Em 2000 a.C. os babilônios já usavam cães muito grandes em seus exércitos.

Em 1600, cães eram utilizados para caça pesada. Esses cães eram descendentes dos grandes cães molossos.
Em 1800 eram comuns as lutas entre um urso e um bulldog, e tornaram-se diversão popular. Eram as chamadas “bear baitings”. O bulldog já era muito parecido com o atual pit bull.
Em 1830 uma nova modalidade de luta surgiu: o “bull baiting”, e tornou-se o entretenimento das massas. O “bull baiting” era um “esporte” que consistia em atiçar bulldogs contra um touro amarrado pelo pescoço, para que estes pudessem derrubá-lo, mordendo-o pelo nariz. Era muito comum, especialmente na Inglaterra. Além do touro, outros animais eram utilizados: leões, texugos e até macacos. O bulldog apresenta compleição mais robusta, como o atual pit bull.
Em 1850 o “bull baiting” foi proibido. Então, as lutas entre cães tornaram-se populares. O bull and terrier, menor e mais ágil, substituiu o bulldog - está formado o pit bull.

Atribui-se ao termo “bulldog”, duas origens:
Primeira: diz respeito à aparência de um determinado cão, desenvolvido na Inglaterra, na segunda metade do século XIX. O cão, hoje conhecido como bulldog inglês, é na realidade, uma distorção criada a partir de 1860, baseada no ideal para ser um bullbaiter.
Segunda: origem mais antiga. Era qualquer cão capaz de ser efetivamente, utilizado como bullbaiter.

Dentro desta classificação, eram bulldogs:
Na Inglaterra: o bulldog propriamente dito, que evoluiu para o moderno pit bull.
Na Alemanha: o mastim bullenbusser, que resultou no boxer.

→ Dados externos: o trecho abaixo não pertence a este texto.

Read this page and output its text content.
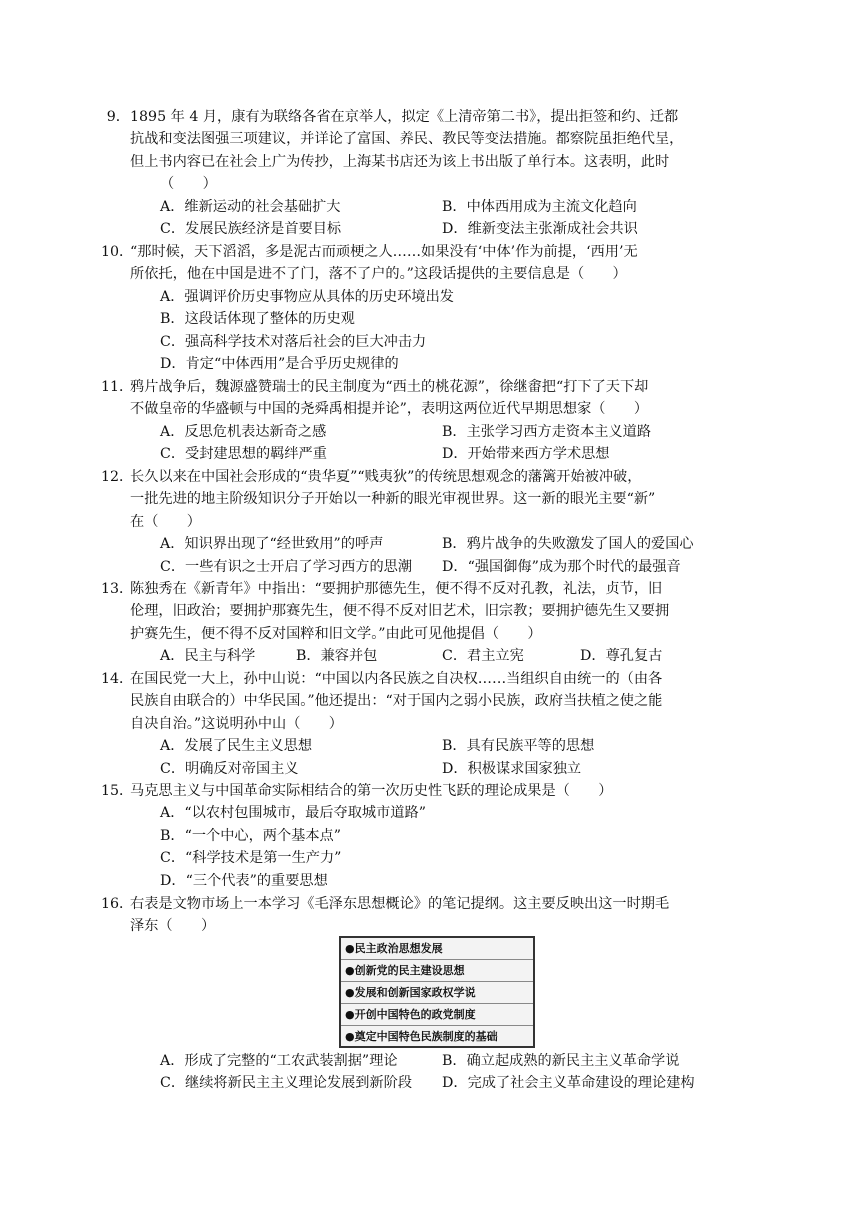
9．1895 年 4 月，康有为联络各省在京举人，拟定《上清帝第二书》，提出拒签和约、迁都
抗战和变法图强三项建议，并详论了富国、养民、教民等变法措施。都察院虽拒绝代呈，
但上书内容已在社会上广为传抄，上海某书店还为该上书出版了单行本。这表明，此时
（　　）
A．维新运动的社会基础扩大	B．中体西用成为主流文化趋向
C．发展民族经济是首要目标	D．维新变法主张渐成社会共识
10．“那时候，天下滔滔，多是泥古而顽梗之人……如果没有‘中体’作为前提，‘西用’无
所依托，他在中国是进不了门，落不了户的。”这段话提供的主要信息是（　　）
A．强调评价历史事物应从具体的历史环境出发
B．这段话体现了整体的历史观
C．强高科学技术对落后社会的巨大冲击力
D．肯定“中体西用”是合乎历史规律的
11．鸦片战争后，魏源盛赞瑞士的民主制度为“西土的桃花源”，徐继畬把“打下了天下却
不做皇帝的华盛顿与中国的尧舜禹相提并论”，表明这两位近代早期思想家（　　）
A．反思危机表达新奇之感	B．主张学习西方走资本主义道路
C．受封建思想的羁绊严重	D．开始带来西方学术思想
12．长久以来在中国社会形成的“贵华夏”“贱夷狄”的传统思想观念的藩篱开始被冲破，
一批先进的地主阶级知识分子开始以一种新的眼光审视世界。这一新的眼光主要“新”
在（　　）
A．知识界出现了“经世致用”的呼声	B．鸦片战争的失败激发了国人的爱国心
C．一些有识之士开启了学习西方的思潮 D．“强国御侮”成为那个时代的最强音
13．陈独秀在《新青年》中指出：“要拥护那德先生，便不得不反对孔教，礼法，贞节，旧
伦理，旧政治；要拥护那赛先生，便不得不反对旧艺术，旧宗教；要拥护德先生又要拥
护赛先生，便不得不反对国粹和旧文学。”由此可见他提倡（　　）
A．民主与科学	B．兼容并包	C．君主立宪	D．尊孔复古
14．在国民党一大上，孙中山说：“中国以内各民族之自决权……当组织自由统一的（由各
民族自由联合的）中华民国。”他还提出：“对于国内之弱小民族，政府当扶植之使之能
自决自治。”这说明孙中山（　　）
A．发展了民生主义思想	B．具有民族平等的思想
C．明确反对帝国主义	D．积极谋求国家独立
15．马克思主义与中国革命实际相结合的第一次历史性飞跃的理论成果是（　　）
A．“以农村包围城市，最后夺取城市道路”
B．“一个中心，两个基本点”
C．“科学技术是第一生产力”
D．“三个代表”的重要思想
16．右表是文物市场上一本学习《毛泽东思想概论》的笔记提纲。这主要反映出这一时期毛
泽东（　　）
●民主政治思想发展
●创新党的民主建设思想
●发展和创新国家政权学说
●开创中国特色的政党制度
●奠定中国特色民族制度的基础
A．形成了完整的“工农武装割据”理论	B．确立起成熟的新民主主义革命学说
C．继续将新民主主义理论发展到新阶段 D．完成了社会主义革命建设的理论建构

Os estudiosos aceitam que o bulldog derivou dos mastiffs. O bulldog foi sendo selecionado dentre os mastiffs de menor porte e maior agilidade.
No início das lutas de cães, o bulldog ainda era o cão mais utilizado. Porém, um cão mais leve era desejado. Para atingir esse objetivo, o bulldog foi cruzado com outros tipos de cães - os game terriers.
Portanto, a origem do pit bull tem duas correntes:
- o pit bull é, exatamente, o antigo bulldog;
- o pit bull é o resultado do cruzamento do bulldog com os game terriers.
Pesquisadores dizem que a segunda tese, parece mais lógica.
De qualquer forma, os ancestrais imediatos do pit bull foram os pit fighting dogs, oriundos da Irlanda e Inglaterra, a partir de século XIX.
Foram levados para os EUA, e nos EUA, a raça começou a divergir um pouco - além de utilizados em rinhas, eram usados como catch dogs - gado e porcos desgarrados - e como guardas da propriedade e da família.
O pit bull popularizou-se, a ponto de ser símbolo dos EUA na primeira Guerra Mundial.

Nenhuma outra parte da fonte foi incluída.